I was surprised how much I loved this album. I’ve liked his earlier work, even as I’ve felt a bit uncomfortable the two times I’ve seen him. He may not look like his father but to say the least, he has the emotional edge to him that Steve has. I’ve sometimes felt that he moves too easily into a rather derivative version of white folksinger playing the blues. But this is just a really fine set of songs.


Sunflower Bean, Twentytwo in Blue

This is a nice, if rather unexceptional, indie rock album. There’s some good political songs, a lot of Fleetwood Mac influences, completely acceptable musicianship.

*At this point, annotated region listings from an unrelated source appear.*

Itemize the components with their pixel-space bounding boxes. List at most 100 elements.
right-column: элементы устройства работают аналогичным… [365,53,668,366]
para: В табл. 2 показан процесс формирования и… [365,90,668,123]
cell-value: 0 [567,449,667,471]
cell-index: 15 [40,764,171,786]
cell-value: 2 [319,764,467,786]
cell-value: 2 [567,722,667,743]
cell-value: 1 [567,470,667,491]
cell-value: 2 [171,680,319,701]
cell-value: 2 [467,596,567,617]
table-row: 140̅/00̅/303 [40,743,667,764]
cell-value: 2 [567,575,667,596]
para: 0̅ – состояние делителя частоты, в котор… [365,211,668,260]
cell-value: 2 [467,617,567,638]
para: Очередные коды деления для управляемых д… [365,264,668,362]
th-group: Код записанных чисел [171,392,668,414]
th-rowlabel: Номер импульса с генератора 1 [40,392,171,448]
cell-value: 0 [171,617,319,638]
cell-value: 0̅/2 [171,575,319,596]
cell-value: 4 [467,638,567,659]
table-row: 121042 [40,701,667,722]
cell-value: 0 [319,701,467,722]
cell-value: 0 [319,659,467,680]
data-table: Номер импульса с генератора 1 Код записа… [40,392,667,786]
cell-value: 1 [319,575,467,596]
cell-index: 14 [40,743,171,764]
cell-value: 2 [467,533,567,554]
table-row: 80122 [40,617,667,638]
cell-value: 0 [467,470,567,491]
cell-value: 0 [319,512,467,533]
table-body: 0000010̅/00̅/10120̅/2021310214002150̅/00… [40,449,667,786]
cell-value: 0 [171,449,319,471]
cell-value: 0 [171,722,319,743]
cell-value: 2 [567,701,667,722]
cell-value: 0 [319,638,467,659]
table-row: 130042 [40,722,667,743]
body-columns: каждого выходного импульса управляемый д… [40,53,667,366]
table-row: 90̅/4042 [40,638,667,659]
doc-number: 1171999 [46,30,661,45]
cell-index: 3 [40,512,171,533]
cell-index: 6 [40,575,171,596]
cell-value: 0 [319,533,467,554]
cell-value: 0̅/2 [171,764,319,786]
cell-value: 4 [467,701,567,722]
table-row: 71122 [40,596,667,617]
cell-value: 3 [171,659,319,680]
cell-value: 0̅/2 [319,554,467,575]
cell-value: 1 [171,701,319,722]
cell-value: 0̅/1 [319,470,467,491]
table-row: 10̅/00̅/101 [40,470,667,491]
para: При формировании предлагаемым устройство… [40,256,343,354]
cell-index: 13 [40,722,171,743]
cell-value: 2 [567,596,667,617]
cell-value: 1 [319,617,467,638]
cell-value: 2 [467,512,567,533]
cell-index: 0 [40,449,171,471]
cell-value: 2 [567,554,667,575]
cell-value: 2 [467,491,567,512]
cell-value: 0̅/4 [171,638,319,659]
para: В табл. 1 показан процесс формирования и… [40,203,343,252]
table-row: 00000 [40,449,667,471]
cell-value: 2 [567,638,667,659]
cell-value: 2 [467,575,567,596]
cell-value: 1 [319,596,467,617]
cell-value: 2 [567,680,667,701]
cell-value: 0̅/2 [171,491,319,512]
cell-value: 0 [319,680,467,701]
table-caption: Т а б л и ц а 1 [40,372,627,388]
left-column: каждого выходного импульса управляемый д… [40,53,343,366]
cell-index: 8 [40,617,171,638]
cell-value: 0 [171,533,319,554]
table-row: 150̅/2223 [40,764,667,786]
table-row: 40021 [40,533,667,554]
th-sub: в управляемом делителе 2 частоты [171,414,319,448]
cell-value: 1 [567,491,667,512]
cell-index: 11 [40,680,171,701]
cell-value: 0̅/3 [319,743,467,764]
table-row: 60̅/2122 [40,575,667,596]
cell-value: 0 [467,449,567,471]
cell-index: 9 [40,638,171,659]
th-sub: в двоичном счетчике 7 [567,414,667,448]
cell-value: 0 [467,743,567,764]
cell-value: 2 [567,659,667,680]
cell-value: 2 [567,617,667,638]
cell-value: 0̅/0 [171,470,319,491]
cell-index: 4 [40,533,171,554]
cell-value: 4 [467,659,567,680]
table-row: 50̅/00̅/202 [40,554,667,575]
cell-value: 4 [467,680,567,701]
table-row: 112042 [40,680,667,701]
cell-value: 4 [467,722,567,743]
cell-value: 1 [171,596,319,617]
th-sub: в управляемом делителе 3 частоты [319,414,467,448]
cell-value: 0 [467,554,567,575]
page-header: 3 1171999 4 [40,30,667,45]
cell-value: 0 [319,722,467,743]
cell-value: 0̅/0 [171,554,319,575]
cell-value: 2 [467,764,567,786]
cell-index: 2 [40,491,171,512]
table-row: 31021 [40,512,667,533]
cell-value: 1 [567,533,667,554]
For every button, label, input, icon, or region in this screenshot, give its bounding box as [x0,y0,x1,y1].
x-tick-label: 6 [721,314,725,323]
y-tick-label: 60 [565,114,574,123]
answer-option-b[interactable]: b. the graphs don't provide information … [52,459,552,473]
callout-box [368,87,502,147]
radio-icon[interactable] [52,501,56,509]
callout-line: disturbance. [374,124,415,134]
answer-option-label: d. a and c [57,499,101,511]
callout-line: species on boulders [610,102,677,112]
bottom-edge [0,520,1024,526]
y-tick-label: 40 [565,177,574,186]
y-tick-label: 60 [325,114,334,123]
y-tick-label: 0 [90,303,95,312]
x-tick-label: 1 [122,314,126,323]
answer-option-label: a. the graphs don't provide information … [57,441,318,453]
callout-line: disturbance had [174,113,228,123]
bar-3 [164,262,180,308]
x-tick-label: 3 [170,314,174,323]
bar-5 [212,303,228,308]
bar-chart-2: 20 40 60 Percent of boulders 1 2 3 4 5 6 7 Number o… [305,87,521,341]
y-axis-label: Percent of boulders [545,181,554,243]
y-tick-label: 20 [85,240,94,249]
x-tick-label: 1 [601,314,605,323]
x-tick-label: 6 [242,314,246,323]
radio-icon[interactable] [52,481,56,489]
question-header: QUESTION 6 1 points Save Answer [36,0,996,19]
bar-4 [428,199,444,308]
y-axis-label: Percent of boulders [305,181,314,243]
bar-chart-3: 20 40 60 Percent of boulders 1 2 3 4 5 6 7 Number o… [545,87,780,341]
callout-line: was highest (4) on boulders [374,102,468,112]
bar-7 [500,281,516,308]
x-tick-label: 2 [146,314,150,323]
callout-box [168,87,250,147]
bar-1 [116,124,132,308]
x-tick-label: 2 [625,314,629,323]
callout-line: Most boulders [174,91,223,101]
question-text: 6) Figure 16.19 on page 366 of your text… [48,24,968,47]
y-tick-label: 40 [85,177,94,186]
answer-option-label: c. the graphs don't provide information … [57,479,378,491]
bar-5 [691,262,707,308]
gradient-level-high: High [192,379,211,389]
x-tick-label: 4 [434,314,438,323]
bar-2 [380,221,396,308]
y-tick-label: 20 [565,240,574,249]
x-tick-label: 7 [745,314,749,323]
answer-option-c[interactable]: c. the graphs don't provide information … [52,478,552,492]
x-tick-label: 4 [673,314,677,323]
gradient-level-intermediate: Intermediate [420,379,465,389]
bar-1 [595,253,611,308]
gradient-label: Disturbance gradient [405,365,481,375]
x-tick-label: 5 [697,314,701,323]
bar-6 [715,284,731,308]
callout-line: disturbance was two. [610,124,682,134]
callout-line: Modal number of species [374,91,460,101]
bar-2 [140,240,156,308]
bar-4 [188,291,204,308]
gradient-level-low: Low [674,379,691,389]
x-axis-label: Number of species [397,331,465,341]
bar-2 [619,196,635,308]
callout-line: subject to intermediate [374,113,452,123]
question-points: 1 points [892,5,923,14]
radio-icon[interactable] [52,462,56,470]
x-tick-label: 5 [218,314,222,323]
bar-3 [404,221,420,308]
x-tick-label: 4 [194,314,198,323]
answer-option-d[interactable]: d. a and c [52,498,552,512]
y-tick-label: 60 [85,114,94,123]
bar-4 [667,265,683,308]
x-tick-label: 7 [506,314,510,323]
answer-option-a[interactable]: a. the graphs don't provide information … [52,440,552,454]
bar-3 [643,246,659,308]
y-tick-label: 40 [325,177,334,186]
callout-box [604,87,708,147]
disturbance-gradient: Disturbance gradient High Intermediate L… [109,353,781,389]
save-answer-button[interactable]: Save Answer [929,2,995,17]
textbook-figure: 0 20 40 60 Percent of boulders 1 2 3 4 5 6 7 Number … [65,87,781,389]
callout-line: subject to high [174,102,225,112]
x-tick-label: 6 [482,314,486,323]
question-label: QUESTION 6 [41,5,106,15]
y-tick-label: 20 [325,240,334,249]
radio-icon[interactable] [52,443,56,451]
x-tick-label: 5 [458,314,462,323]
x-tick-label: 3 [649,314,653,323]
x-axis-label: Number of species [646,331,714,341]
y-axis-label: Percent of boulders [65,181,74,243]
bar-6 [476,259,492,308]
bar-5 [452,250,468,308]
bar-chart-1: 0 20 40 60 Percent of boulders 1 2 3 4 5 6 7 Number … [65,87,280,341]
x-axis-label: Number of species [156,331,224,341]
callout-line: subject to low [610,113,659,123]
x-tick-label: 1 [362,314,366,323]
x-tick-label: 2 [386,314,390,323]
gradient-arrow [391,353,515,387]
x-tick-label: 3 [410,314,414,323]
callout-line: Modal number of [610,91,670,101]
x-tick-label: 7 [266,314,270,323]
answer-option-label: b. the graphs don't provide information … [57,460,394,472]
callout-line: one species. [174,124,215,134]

Quantic and Nidia Góngora, Curao

Quantic is a British producer who has lived in Colombia for many years and who works primarily in both soul and Latin music. His album from a few years ago with Alice Russell is quite good and so I was interested in checking this 2017 album out with Góngora, a singer from Colombia’s Pacific Coast who lives in Cali. This is a really freaking great album. Góngora carries it of course, but it deviates from a traditional Colombian album (which would be very good on its own!) by Quantic’s electronics and production, which is delightfully non-invasive, yet creates a great mood around the songs. Very, very fine.


Rosalia, El Mal Querer

This is an interesting Spanish album that combines traditional flamenco with the world sounds shared in a global scene that include hip-hop and contemporary pop. That makes for some quite enjoyable diva pop music. The New York Times just named this one of its Top 28 albums of 2018. I’m not sure I go quite that far, but it’s certainly a fine work.


Whew, that’s a lot of albums!

As always, this is an open thread for all things music and zero things politics.